What is it about Audi's stock North American suspension offering (both non-sport and sport versions) that drives enthusiasts crazy? Undoubtedly it has to be the pliant nature of the ride which is based, in large part, on the notion that North Americans want to be cushioned as they mindlessly cruise the local interstate highway.

This suspension issue is certainly not unique to Audi - many manufacturers dial in different settings on this side of the pond - but it is nevertheless an ongoing issue for performance-minded Audi owners. Granted we have no pristine Autobahn or Autostrada where a stiffer suspension would be more than welcome, but that doesn't mean that the suspensions that are offered are acceptable to perfect.

Audi's stock suspension will err on the side of understeer when pushed hard. This is probably a good thing from a safety perspective since it reduces the risk of putting the car into a 360-degree spin. Our goal with this project series, though, is to create a car with more neutral handing or even a slight oversteer tendency. Oversteer, of course, describes a situation where the rear end of the car is looser than the front end so that (in the hands of a capable driver) the car is allowed to rotate or turn better while cornering on a track or autocross course.

To be fair to Audi, we know based on extensive discussions with their executives that suspension design and engineering an area in which considerable time and energy is devoted. In a memorable conversation with a Board Member a couple years back we were candidly informed that building "a very firm, race-ready suspension is easy actually quite easy." What Audi sees as an enormous challenge and therefore takes a great deal of pride in developing is, in the words of this same individual, "a suspension that retains supple ride characteristics while concurrently taking on an advanced level of high performance proficiency."

Even if it is an engineering feat, the A4's suspension still has some of the qualities previously described which keep it from being called truly high performance. With that in mind we set out to address the issue via one of the height-adjustable coilover kits currently available in the market. In our opinion having a fully height-adjustable suspension is highly desirable because it allows the owner - on a day-by-day, situation-by-situation basis - to decide exactly how high or low the car sits. We knew we wanted something fully adjustable, not a kit providing just a couple of different spring perches.

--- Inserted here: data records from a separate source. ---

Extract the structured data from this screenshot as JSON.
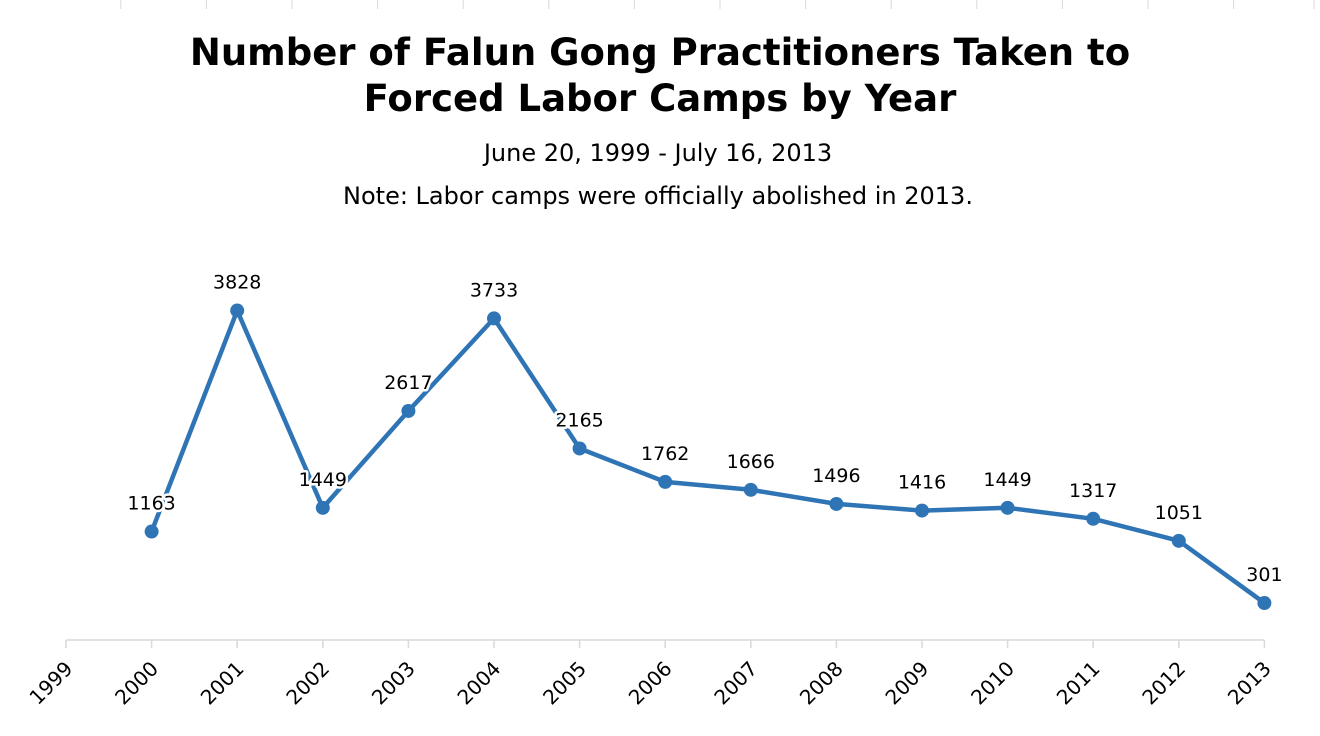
{
  "header": {
    "title_line1": "Number of Falun Gong Practitioners Taken to",
    "title_line2": "Forced Labor Camps by Year",
    "subtitle": "June 20, 1999 - July 16, 2013",
    "note": "Note: Labor camps were officially abolished in 2013."
  },
  "chart_data": {
    "type": "line",
    "title": "Number of Falun Gong Practitioners Taken to Forced Labor Camps by Year",
    "subtitle": "June 20, 1999 - July 16, 2013",
    "annotations": [
      "Note: Labor camps were officially abolished in 2013."
    ],
    "categories": [
      "1999",
      "2000",
      "2001",
      "2002",
      "2003",
      "2004",
      "2005",
      "2006",
      "2007",
      "2008",
      "2009",
      "2010",
      "2011",
      "2012",
      "2013"
    ],
    "series": [
      {
        "values": [
          null,
          1163,
          3828,
          1449,
          2617,
          3733,
          2165,
          1762,
          1666,
          1496,
          1416,
          1449,
          1317,
          1051,
          301
        ],
        "color": "#2f75b5"
      }
    ],
    "data_labels": true,
    "xlabel": "",
    "ylabel": "",
    "ylim": [
      0,
      4100
    ],
    "y_axis_visible": false,
    "grid": false,
    "legend": "none"
  }
}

Another important consideration would be dampening adjustability. Some aftermarket suspensions actually have to be removed from the vehicle in order to adjust dampening, and many have no dampening adjustment at all. We wanted the flexibility to make dampening adjustments on the go.

Choices to Make

We looked first at high end - high both in terms of performance characteristics and price. This led us to the StaSIS Motorsport kit with external reservoirs, as well as their Tracksport kit. Without any cost limitations we could have very well pulled the trigger on one of these excellent setups, but in the end we determined that we didn't actually require it based on goals for this project car.

H&R Special Springs coilover kit was given a look but was then eliminated due to their lack of dampening adjustability. Kits from KW, Tein and a few other suspension companies were also evaluated but not chosen because they either did not offer a coilover application for the B6 A4 or because they were not being widely used in the marketplace.

Eventually we discovered Bilstein's adjustable kit for the B6 A4 which met all of our requirements. Arrangements were made with Griffin Motorwerkes in Berkeley, CA to pick up a set of the PSS9 coilovers directly from Neuspeed. The kit arrived in a box as big as a man! We were surprised by the sheer size of the damper in the front, which were much larger in diameter than the Bilstein dampers found in previous versions of H&R coilovers. Right on the side of each damper we were pleased to find the adjustment dial - in a spot where it could be easily reached after installation.